Traditional Eggs Benedict is poached eggs served over an English muffin, usually with Canadian Bacon, and topped with Hollandaise sauce. Our healthier, de-constructed version uses all the components of Hollandaise sauce (melted butter, lemon juice, egg yolks and cayenne pepper) without all the work.
(And a LOT less butter.) Feel free to adapt this recipe. You may want to try it with a slice of Canadian Bacon or turkey ham under the grain, change out or even eliminate the veggies, boil or fry the eggs, etc. This also makes a very nice light supper!
Freshly cooked quinoa (Kaufmann 1) or Brown Rice (Kaufmann 2)
Eggs, poached 3 minutes (Yolks should still be loose.)
Steamed fresh asparagus, or spinach
Crumbled crisp bacon for garnish (optional)
Place your choice of vegetable attractively in the center of the plate.

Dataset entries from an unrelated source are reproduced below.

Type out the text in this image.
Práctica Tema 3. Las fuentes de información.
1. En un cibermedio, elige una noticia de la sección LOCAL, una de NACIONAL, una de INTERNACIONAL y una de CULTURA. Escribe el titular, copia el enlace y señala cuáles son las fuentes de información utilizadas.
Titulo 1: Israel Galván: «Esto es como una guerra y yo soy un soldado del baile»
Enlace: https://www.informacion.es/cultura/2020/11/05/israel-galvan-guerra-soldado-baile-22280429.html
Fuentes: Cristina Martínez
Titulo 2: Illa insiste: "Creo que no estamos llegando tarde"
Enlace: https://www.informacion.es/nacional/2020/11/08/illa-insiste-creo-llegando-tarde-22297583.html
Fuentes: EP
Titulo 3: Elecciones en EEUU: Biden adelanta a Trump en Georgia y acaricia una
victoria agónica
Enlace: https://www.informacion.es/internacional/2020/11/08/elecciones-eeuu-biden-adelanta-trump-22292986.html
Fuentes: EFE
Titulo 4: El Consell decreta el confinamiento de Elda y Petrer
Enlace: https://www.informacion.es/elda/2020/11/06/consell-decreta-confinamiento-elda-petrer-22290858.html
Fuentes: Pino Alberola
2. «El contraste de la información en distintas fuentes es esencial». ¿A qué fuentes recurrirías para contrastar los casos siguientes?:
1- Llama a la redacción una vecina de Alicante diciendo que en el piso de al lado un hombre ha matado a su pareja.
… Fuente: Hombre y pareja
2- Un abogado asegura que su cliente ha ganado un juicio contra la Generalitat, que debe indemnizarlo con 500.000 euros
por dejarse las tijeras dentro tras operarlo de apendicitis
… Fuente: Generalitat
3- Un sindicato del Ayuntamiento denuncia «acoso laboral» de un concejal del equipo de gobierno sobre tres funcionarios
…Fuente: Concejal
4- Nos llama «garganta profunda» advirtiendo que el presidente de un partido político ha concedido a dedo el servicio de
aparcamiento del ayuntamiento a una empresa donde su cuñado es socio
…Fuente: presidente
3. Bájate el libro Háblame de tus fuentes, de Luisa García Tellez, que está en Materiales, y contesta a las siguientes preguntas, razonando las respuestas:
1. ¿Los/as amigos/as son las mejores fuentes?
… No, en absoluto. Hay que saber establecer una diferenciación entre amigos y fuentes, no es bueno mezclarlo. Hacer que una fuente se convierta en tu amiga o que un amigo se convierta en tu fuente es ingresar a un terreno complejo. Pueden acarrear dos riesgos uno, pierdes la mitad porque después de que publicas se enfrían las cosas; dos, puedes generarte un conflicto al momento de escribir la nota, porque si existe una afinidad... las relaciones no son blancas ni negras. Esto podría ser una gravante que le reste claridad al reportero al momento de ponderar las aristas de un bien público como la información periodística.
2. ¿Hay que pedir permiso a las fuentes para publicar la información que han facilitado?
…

Pack your grain of choice into a ½ cup measuring cup. As long as it isn’t cold, it should hold its shape when you un-mold it on top of the vegetables.
Carefully place a bit of butter into the center of the grain. Squeeze a little lemon juice over the grain and vegetables.
Top with hot cooked eggs. Sprinkle with cayenne and garnish with crumbled bacon if desire.